The Supreme Council of the Armed Forces (SCAF) has issued an addendum to the March 2011 Constitutional Declaration that human rights activists fear will institutionalize military dictatorship in Egypt. The SCAF’s decision to issue amendments to several articles on the eve of the announcement of the official presidential results was strategically timed to avoid accusations of anti-Brotherhood bias after a likely victory by the Freedom and Justice Party’s candidate Mohamed Morsi.
The announcement has renewed concerns that the SCAF is seeking to prolong its political role beyond June 30, the previously announced deadline for its transfer of power to an elected civilian president. Although the SCAF has renewed its pledge to hand over power by the end of the month, the dissolution of Parliament and subsequent transfer of legislative authorities to the military (confirmed in yesterday’s constitutional declaration) means that the SCAF will continue to wield significant political power until a new Parliament is formed – which the latest SCAF declaration suggests will not take place until a month after the new constitution has been written.

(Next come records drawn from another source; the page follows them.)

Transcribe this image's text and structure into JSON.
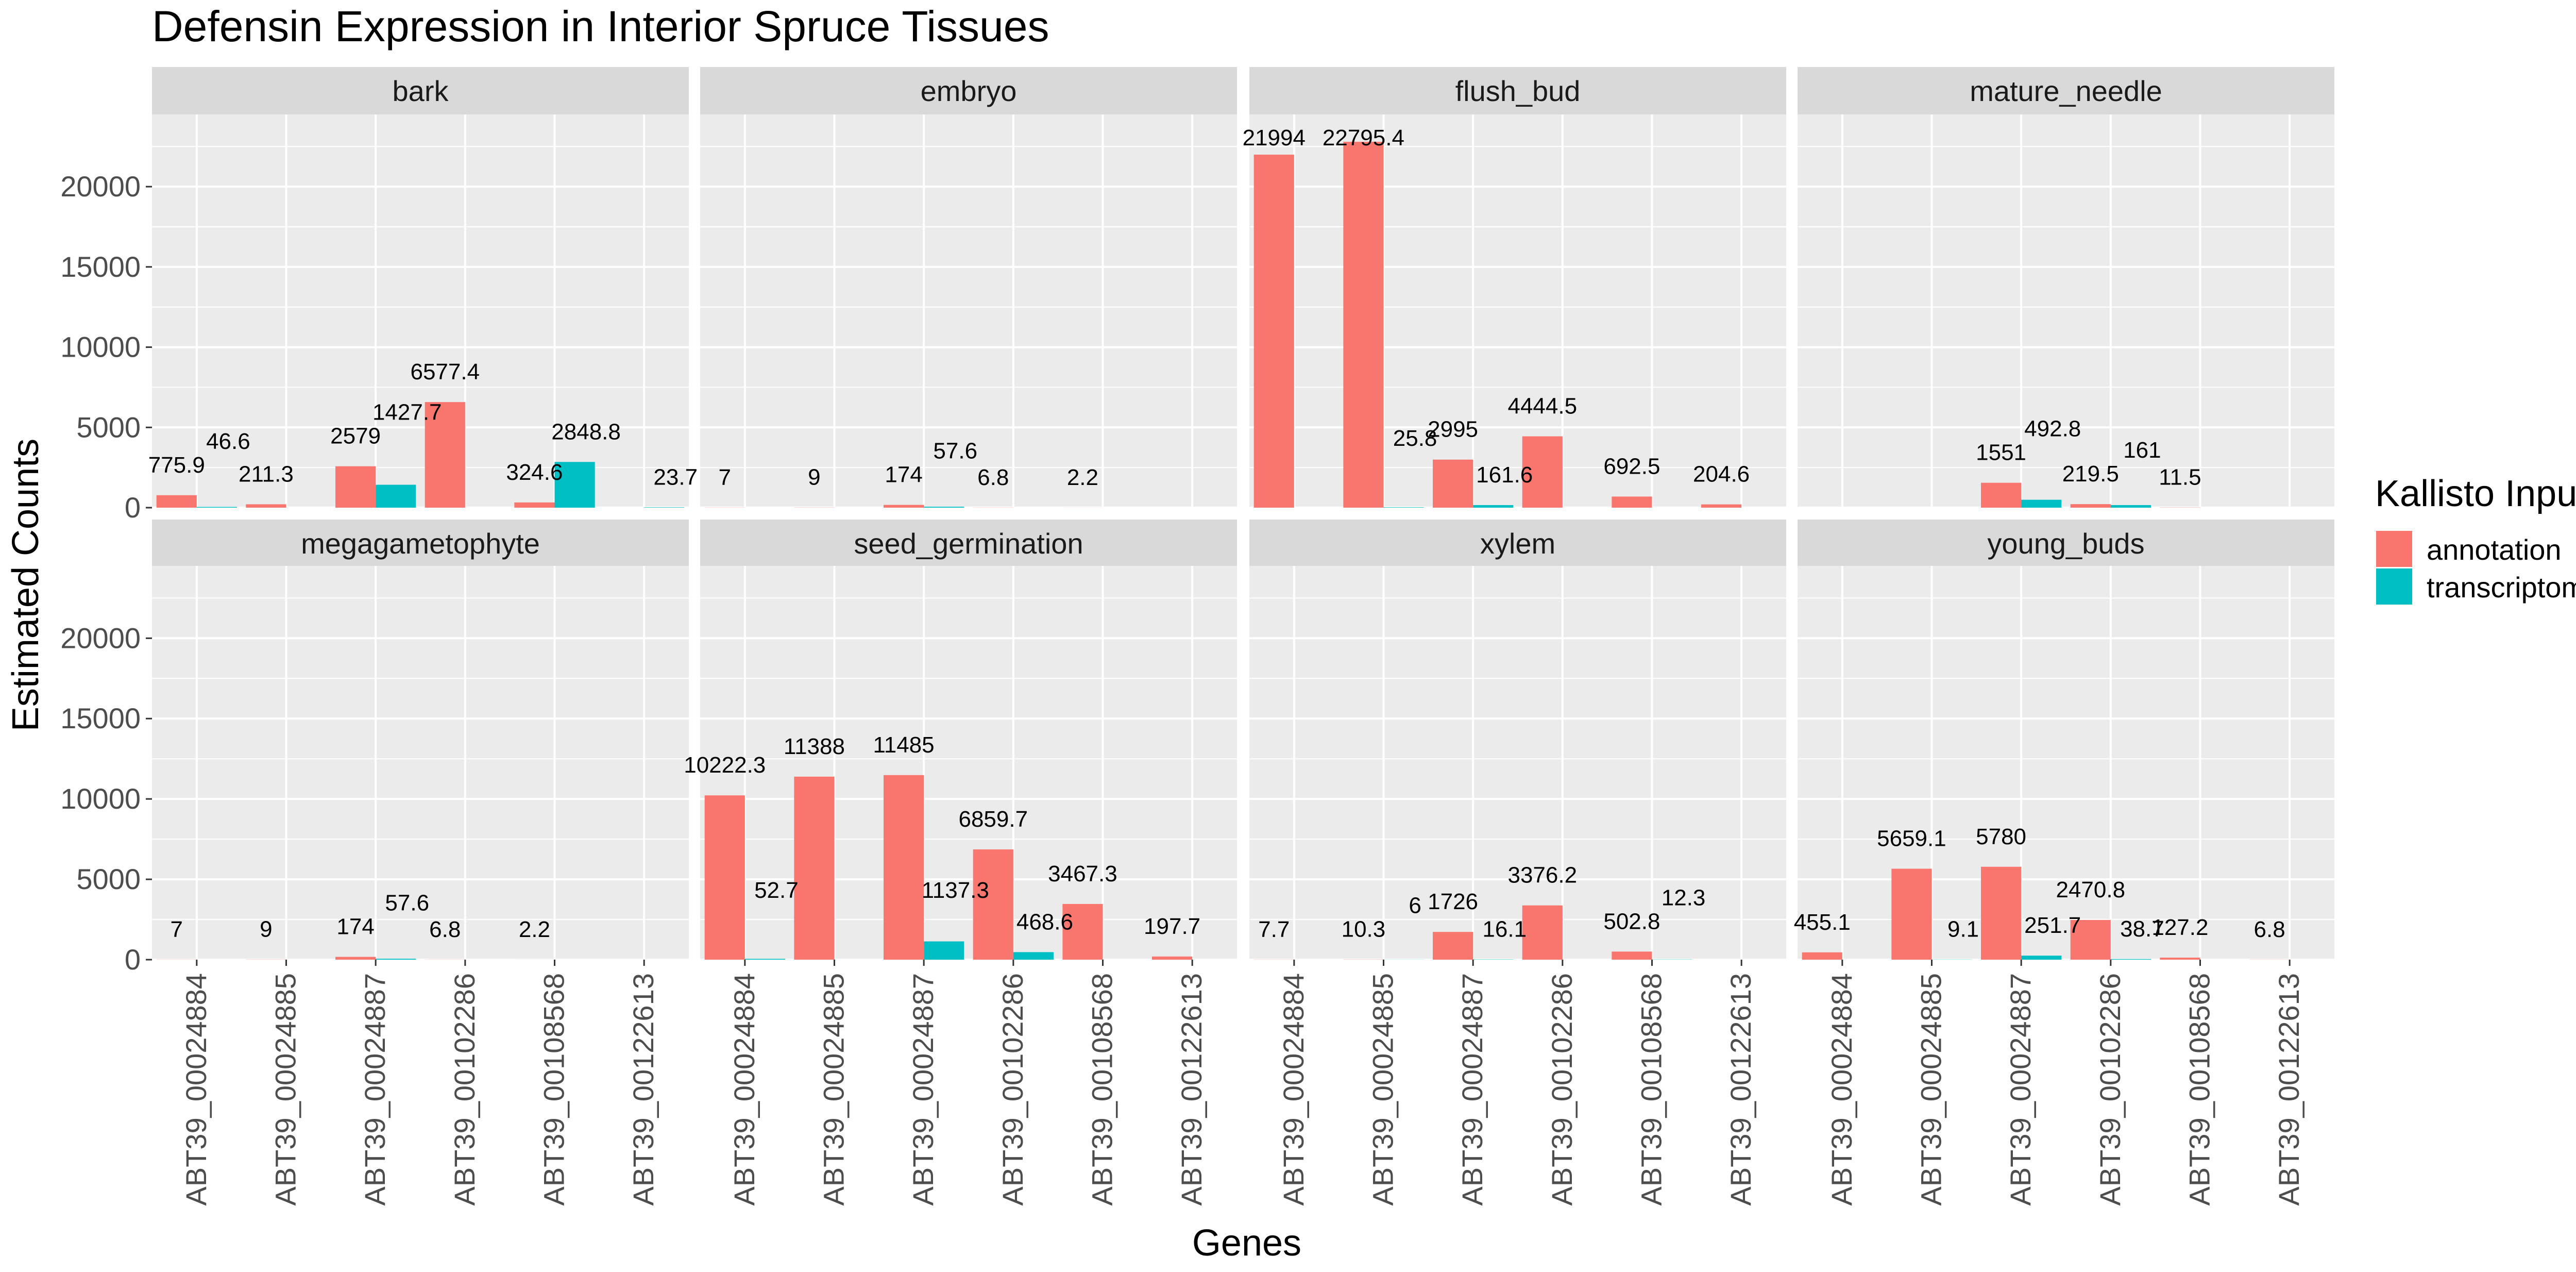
{
  "chart_data": {
    "type": "bar",
    "title": "Defensin Expression in Interior Spruce Tissues",
    "xlabel": "Genes",
    "ylabel": "Estimated Counts",
    "ylim": [
      0,
      24500
    ],
    "yticks": [
      0,
      5000,
      10000,
      15000,
      20000
    ],
    "grid": true,
    "legend": {
      "title": "Kallisto Input",
      "position": "right",
      "entries": [
        {
          "name": "annotation",
          "color": "#F8766D"
        },
        {
          "name": "transcriptome",
          "color": "#00BFC4"
        }
      ]
    },
    "categories": [
      "ABT39_00024884",
      "ABT39_00024885",
      "ABT39_00024887",
      "ABT39_00102286",
      "ABT39_00108568",
      "ABT39_00122613"
    ],
    "panels": [
      {
        "name": "bark",
        "series": [
          {
            "name": "annotation",
            "values": [
              775.9,
              211.3,
              2579,
              6577.4,
              324.6,
              null
            ]
          },
          {
            "name": "transcriptome",
            "values": [
              46.6,
              null,
              1427.7,
              null,
              2848.8,
              23.7
            ]
          }
        ]
      },
      {
        "name": "embryo",
        "series": [
          {
            "name": "annotation",
            "values": [
              7,
              9,
              174,
              6.8,
              2.2,
              null
            ]
          },
          {
            "name": "transcriptome",
            "values": [
              null,
              null,
              57.6,
              null,
              null,
              null
            ]
          }
        ]
      },
      {
        "name": "flush_bud",
        "series": [
          {
            "name": "annotation",
            "values": [
              21994,
              22795.4,
              2995,
              4444.5,
              692.5,
              204.6
            ]
          },
          {
            "name": "transcriptome",
            "values": [
              null,
              25.8,
              161.6,
              null,
              null,
              null
            ]
          }
        ]
      },
      {
        "name": "mature_needle",
        "series": [
          {
            "name": "annotation",
            "values": [
              null,
              null,
              1551,
              219.5,
              11.5,
              null
            ]
          },
          {
            "name": "transcriptome",
            "values": [
              null,
              null,
              492.8,
              161,
              null,
              null
            ]
          }
        ]
      },
      {
        "name": "megagametophyte",
        "series": [
          {
            "name": "annotation",
            "values": [
              7,
              9,
              174,
              6.8,
              2.2,
              null
            ]
          },
          {
            "name": "transcriptome",
            "values": [
              null,
              null,
              57.6,
              null,
              null,
              null
            ]
          }
        ]
      },
      {
        "name": "seed_germination",
        "series": [
          {
            "name": "annotation",
            "values": [
              10222.3,
              11388,
              11485,
              6859.7,
              3467.3,
              197.7
            ]
          },
          {
            "name": "transcriptome",
            "values": [
              52.7,
              null,
              1137.3,
              468.6,
              null,
              null
            ]
          }
        ]
      },
      {
        "name": "xylem",
        "series": [
          {
            "name": "annotation",
            "values": [
              7.7,
              10.3,
              1726,
              3376.2,
              502.8,
              null
            ]
          },
          {
            "name": "transcriptome",
            "values": [
              null,
              6,
              16.1,
              null,
              12.3,
              null
            ]
          }
        ]
      },
      {
        "name": "young_buds",
        "series": [
          {
            "name": "annotation",
            "values": [
              455.1,
              5659.1,
              5780,
              2470.8,
              127.2,
              6.8
            ]
          },
          {
            "name": "transcriptome",
            "values": [
              null,
              9.1,
              251.7,
              38.7,
              null,
              null
            ]
          }
        ]
      }
    ]
  }
}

The new addendum referenced the role of the newly elected President as stated in Article 56 of the March 2011 Constitutional Declaration. According to the original article, the President possesses supreme rights that no other institution can challenge, especially in the absence of the Parliament. These rights include the issuing of laws and vetoing of Parliament-proposed legislation, appointing the cabinet and state bureaucracies, negotiating treaties and representing Egypt at home and abroad. In the new constitutional supplement, however, the SCAF has abridged presidential powers and further entrenched the military establishment as a de facto fourth branch of government. The SCAF now wields legislative power and the prerogative to oversee all military-related matters until a new Constitution is written and a Parliament is elected a month later. The generals, moreover, by giving themselves the right under Articles 60-B and 60-B1 to form and intervene in the work of the Constituent Assembly, have thus successfully engineered a legal basis for perpetuating their political and economic privileges in the new system and more importantly institutionalizing the “soft coup” they staged in February 2011.

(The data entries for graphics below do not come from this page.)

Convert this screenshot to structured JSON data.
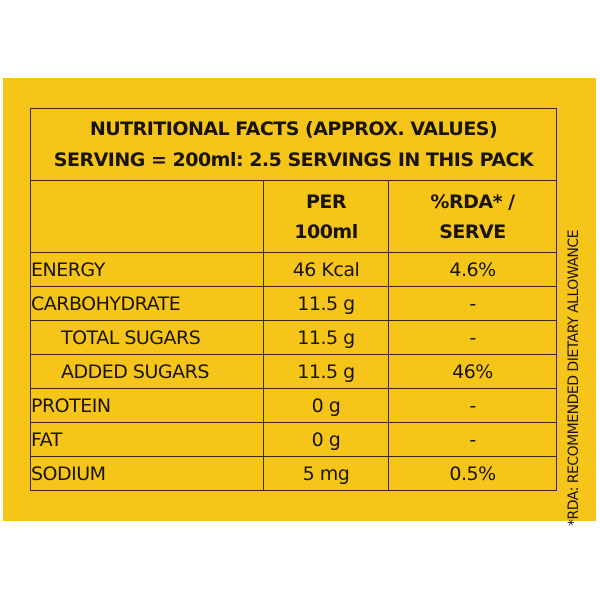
{
  "header": {
    "line1": "NUTRITIONAL FACTS  (APPROX. VALUES)",
    "line2": "SERVING = 200ml: 2.5 SERVINGS IN THIS PACK"
  },
  "columns": {
    "per100_line1": "PER",
    "per100_line2": "100ml",
    "rda_line1": "%RDA* /",
    "rda_line2": "SERVE"
  },
  "rows": [
    {
      "name": "ENERGY",
      "per100": "46 Kcal",
      "rda": "4.6%"
    },
    {
      "name": "CARBOHYDRATE",
      "per100": "11.5 g",
      "rda": "-"
    },
    {
      "name": "TOTAL SUGARS",
      "per100": "11.5 g",
      "rda": "-"
    },
    {
      "name": "ADDED SUGARS",
      "per100": "11.5 g",
      "rda": "46%"
    },
    {
      "name": "PROTEIN",
      "per100": "0 g",
      "rda": "-"
    },
    {
      "name": "FAT",
      "per100": "0 g",
      "rda": "-"
    },
    {
      "name": "SODIUM",
      "per100": "5 mg",
      "rda": "0.5%"
    }
  ],
  "footnote": "*RDA: RECOMMENDED DIETARY ALLOWANCE",
  "colors": {
    "label_background": "#f6c51a",
    "text": "#1a1408"
  }
}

In retrospect, the generals would not have been able to seize this opportunity and issue the new articles if the Supreme Constitutional Court (SCC) had not ruled the parliamentary law unconstitutional last week, a decision that required the dissolution of the recently elected People’s Assembly. In addition, the military and its security services were further empowered by last week’s Ministry of Justice Decree giving military police and intelligence officers sweeping powers to arrest civilians, a move that effectively replaces the recently expired Emergency Law with martial law.
It is apparent that the generals issued this new constitutional declaration to maintain their interests and preemptively curb the powers of the President to prepare for their worst case scenario: a win by Mohamed Morsi. No matter how hard the generals feign impartiality, it is clear Shafik would be much more amenable to the perpetuation of military influence over Egypt’s political future, in comparison with Morsi and the Brotherhood, who represent a serious threat to the SCAF’s institutional and economic interests.
On the whole, the constitutional addendum enshrines the power of the military as a separate branch of government that is not only protected from civilian oversight, but possesses the power to check the president’s political agenda. By reserving for itself the power to issue laws and oversee the state budget, as well as veto presidential declarations of war, the SCAF has signaled that it is only willing to partially surrender its interim executive authorities. Instead of returning to the barracks by June 30 as promised to the Egyptian people, the generals have effectively broken their commitment and extended their rule until at least a new constitution is written, a process that could take months. The new powers that the SCAF has unilaterally claimed for itself present a serious and frustrating setback to Egypt’s so-called “democratic” transition. As human rights activist Hossam Baghat remarked, “Egypt just witnessed the smoothest military coup. We’d be outraged if we weren’t so exhausted."
Ahmed Morsy is a Ph.D. candidate at the School of International Relations, University of St. Andrews.